Using TLS and HTTP/2 in development Permalink to " Using TLS and HTTP/2 in development"
Introduction Permalink to "Introduction"
This page is for using TLS and HTTP/2 in development (mainly for testing purposes). For production configuration, please read the security section in the production documentation.
TLS is the protocol used when having an https://
URL, and it is required in order to use HTTP/2 on modern browsers.
It is useful to use those protocols when testing an application, mainly for performance reasons.
Using TLS and HTTP/2 with Spring Boot Permalink to "Using TLS and HTTP/2 with Spring Boot"
JHipster has a specific configuration for configuring both TLS and HTTP/2 (see the common application properties documentation), and in order to make things even simpler:
- JHipster generates a self-signed certificate at application generation
- A specific
tls
profile is provided (see the profiles documentation)

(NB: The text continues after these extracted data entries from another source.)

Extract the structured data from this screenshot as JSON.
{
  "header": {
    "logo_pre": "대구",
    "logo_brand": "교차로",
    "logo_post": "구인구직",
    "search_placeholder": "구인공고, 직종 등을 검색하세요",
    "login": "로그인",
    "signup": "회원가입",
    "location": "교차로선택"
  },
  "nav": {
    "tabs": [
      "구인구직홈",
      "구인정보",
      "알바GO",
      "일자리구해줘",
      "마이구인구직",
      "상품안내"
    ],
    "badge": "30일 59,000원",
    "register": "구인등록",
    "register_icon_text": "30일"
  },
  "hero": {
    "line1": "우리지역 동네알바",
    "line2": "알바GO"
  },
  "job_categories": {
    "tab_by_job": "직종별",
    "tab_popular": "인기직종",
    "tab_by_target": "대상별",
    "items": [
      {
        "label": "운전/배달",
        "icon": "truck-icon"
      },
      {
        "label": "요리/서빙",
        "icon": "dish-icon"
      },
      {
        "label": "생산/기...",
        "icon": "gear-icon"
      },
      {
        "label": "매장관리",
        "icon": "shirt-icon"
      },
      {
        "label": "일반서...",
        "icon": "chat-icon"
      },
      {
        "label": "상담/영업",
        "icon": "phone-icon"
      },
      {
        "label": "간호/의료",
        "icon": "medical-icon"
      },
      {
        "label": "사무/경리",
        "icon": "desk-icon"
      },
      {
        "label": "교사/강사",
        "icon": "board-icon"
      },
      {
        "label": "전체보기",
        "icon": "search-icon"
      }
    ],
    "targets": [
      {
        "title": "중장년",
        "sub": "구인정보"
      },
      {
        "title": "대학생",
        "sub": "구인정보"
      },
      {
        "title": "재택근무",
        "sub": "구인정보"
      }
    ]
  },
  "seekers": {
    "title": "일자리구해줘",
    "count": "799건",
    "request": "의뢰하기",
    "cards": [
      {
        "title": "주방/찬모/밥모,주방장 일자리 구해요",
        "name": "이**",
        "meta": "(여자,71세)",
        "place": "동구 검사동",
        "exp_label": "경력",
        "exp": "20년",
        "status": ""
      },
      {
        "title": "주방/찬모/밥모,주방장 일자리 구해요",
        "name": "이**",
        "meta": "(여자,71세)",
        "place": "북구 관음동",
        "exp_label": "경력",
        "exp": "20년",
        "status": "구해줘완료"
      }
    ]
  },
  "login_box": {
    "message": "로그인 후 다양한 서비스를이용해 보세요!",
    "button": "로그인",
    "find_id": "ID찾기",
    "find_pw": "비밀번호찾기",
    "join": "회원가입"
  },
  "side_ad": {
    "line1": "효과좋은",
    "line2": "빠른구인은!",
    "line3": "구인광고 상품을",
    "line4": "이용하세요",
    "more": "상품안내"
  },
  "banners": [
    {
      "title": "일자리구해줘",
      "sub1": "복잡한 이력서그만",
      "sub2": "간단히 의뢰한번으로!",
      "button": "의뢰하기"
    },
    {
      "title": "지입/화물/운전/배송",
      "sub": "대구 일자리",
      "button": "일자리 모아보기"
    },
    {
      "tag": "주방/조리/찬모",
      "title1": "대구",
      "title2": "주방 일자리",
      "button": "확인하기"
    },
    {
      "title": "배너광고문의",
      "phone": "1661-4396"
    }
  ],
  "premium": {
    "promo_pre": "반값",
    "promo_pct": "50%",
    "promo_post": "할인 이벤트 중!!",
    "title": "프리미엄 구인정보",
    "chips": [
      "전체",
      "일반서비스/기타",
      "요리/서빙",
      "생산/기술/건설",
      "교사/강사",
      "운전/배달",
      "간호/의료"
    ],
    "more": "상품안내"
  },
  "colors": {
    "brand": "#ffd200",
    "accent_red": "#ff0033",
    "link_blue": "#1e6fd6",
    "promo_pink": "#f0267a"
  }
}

In order to run JHipster with the provided self-signed certificate, with TLS and HTTP/2 enabled, you need to use the tls
profile:
- with Maven:
./mvnw -Pdev,tls
- with Gradle:
./gradlew -Ptls
The application will be available on https://localhost:8080/
.
As the certificate is self-signed, your browser will issue a warning, and you will need to ignore it (or import it) in order to access the application.
Using TLS and HTTP/2 with Angular or React or Vue.js Permalink to "Using TLS and HTTP/2 with Angular or React or Vue.js"
Instead of using npm start
in order to run the front-end (with Webpack and BrowserSync), run npm run start-tls
, and it will connect to the back-end running on https://localhost:8080/
.
Everything should then work the same as without TLS and HTTP/2.